Value-preserving coin inflation

The first protocol to propose funding public goods through coin inflation was Bitcoin, where miners are issued new BTC as compensation for their computational work β€” work that secures the network and thus benefits all users. In the case of Bitcoin, the coin inflation is for a specific public good and the issuance is preprogrammed by the Bitcoin protocol itself. We are proposing a generalized protocol for public goods where the issuance of new coins is variable (based on the economic value of public goods) and user-validated.

Now how can coin inflation be value-preserving? The proposition seems to be a contradiction in terms since inflation results in the devaluation of a currency. The answer is that, while coin inflation does indeed devalue the currency, the economic growth resulting from the production of the public good appreciates the value of the currency. Thus, the result is that the coin preserves its value, people are properly compensated for the public goods they create, while everyone in society benefits from real economic growth and from unrestricted access to public goods.

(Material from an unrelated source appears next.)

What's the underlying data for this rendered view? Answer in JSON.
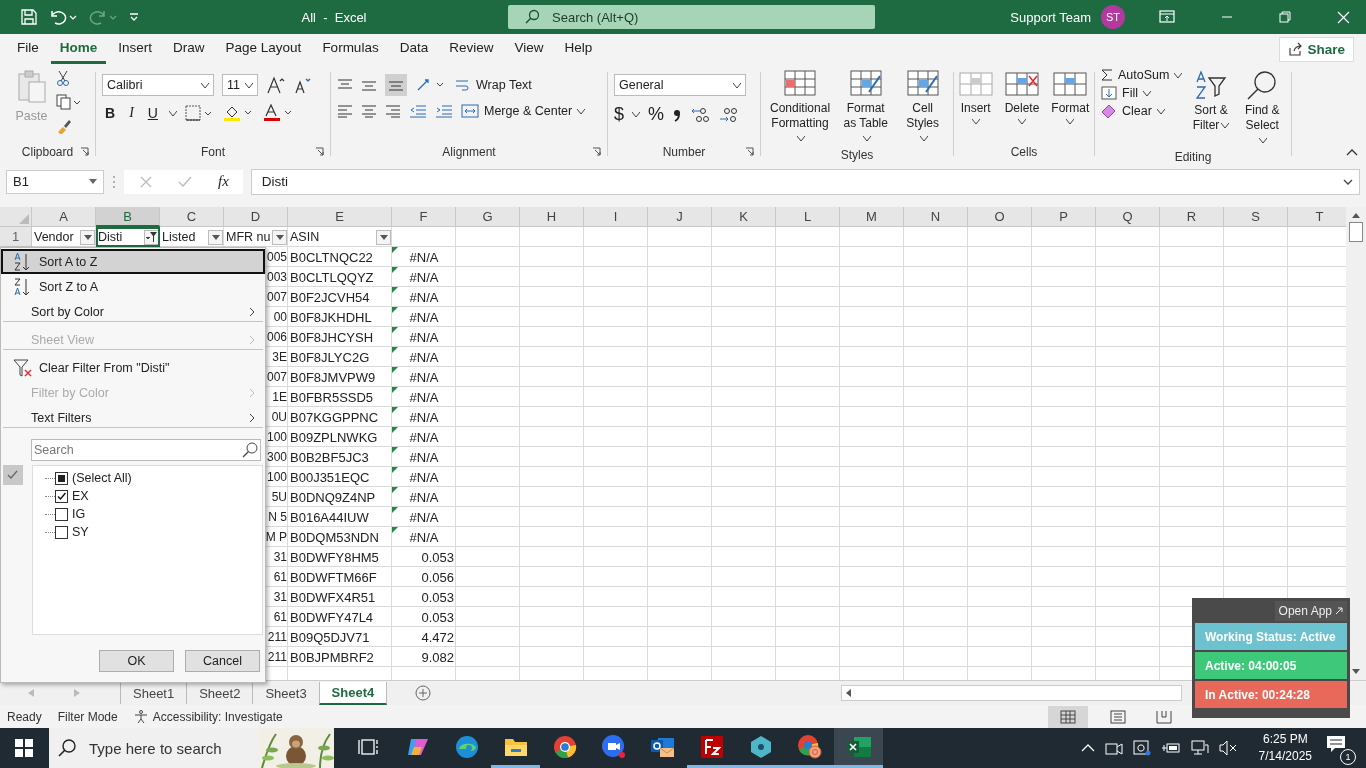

But why should people agree to the devaluation of their coins instead of benefitting from an increase in the value of the currency due to public goods-induced economic growth? The simple answer is that without properly compensating people for public goods, we’re unlikely to have as much economic growth. It is therefore much better to have a currency that maintains its value in an economy experiencing sustained growth over an appreciating currency in a stagnant economy.